New Zealand has, in addition, a national land tax, and Australian states levy a land tax, beyond the local land tax. Dr. O'Regan believes land value taxation is an important factor in high employment in both countries and is a factor in good housing and low incidence of slums in all localities which practice it. He termed it "a silent wholesome influence that makes for wider and better ownership of land."

This method of levying property taxes gives an advantage to the worker and improver who puts land to its highest and best use, and places a tax penalty on vacant land, blighted land, or land put to any inferior use. The speaker was of the opinion that these taxes are a permanently important restraining factor on land prices and that wide ownership of land is one of the best defenses against communism.

It is Dr. O'Regan's contention, based on long experience, that this mode of taxing property is a built-in, constant stimulus to better land use. Construction industries are especially benefited by untaxing improvements, as some 32 per cent of all capital investment was attracted to that field, with resulting beneficial effects on employment.

To summarize a broad and somewhat technical report - placing a tax on unimproved land and taking it off improvements puts the powerful profit motive to work for and not against certain desirable social aims. It tends to cheapen land and discourage speculation, and counteracts the dreaded and costly urban sprawl, promoting mid-city urban renewal by private enterprise.

The six weeks of strenuous lecturing began in San Francisco on April 8th and continued along the West Coast, through the Midwest to the East, and included 24 meetings, seminars, luncheons and dinners. Among those who met with the visiting tax expert were Housing Administrator Robert Weaver; Assistant Secretary of Commerce Herbert Hollomon; Governor Edmund G. Brown of California; former Governor David Lawrence of Pennsylvania; Congressmen Van Deerlin of California and Gill of Hawaii; members of the Oregon legislature and numerous other state and local officials as well as university and business leaders.

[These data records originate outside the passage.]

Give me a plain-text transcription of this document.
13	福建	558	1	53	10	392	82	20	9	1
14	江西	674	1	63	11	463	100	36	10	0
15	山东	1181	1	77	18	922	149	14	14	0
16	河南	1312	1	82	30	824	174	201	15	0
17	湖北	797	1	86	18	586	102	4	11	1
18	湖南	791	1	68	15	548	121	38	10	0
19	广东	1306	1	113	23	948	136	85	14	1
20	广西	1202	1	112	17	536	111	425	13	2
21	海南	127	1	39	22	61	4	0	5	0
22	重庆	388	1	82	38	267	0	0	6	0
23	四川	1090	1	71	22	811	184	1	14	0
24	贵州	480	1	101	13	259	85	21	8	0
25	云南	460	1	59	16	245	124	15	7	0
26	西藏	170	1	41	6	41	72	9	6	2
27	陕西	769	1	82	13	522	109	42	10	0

Both Dr. O'Regan and Miss V. G. Peterson, Executive Secretary of the Robert Schalkenbach Foundation, who sponsored the tour, described it as highly successful and concurred it would be productive if increased interest in land value taxation resulted. Rolland O'Regan is author of the New Zealand chapter in a book on Land Value Taxation Around the World, published in 1955 by the Robert Schalkenbach Foundation of New York. Dr. and Mrs. O'Regan left the United States on May 18th for London.

Thomas A. Larkin, a trustee of the Henry George School, presided at the dinner meeting and introduced the guests which included, besides Dr. O'Regan; P. I. Prentice, Vice President of Time, Inc.; Dr. L. George Paik, former President of Yonsei University, where the Korean Progress and Poverty was published; O. P. Gabites, Consul General for New Zealand; and A. R. Cutler, Consul General for Australia.


Canberra


The Australian Consul General said Henry George was well known to him in student days and had some influence in Australia. He referred to the capital city, Canberra, which was planned by an American Georgist, Walter Burley Griffin, 50 years ago and has been celebrating its anniversary.

The Standard, published in Sydney, notes "it is a cause for great jubilation that the Australian Capital Territory has a valid claim to jubilate, as its land-tenure system has substantially restored to the people their natural and basic heritage - the land, All Australians can take a pride in this."

Progress, another Georgist journal, published in Melbourne, pays a tribute to the architect, Mr. Griffin, and notes that a commemorative stamp was issued in his honor bearing his likeness. Other striking examples of Walter Burley Griffin's architecture may still be seen in Wellington and elsewhere. Ground rents in Canberra are periodically re-assessed and payable to the government for public revenue.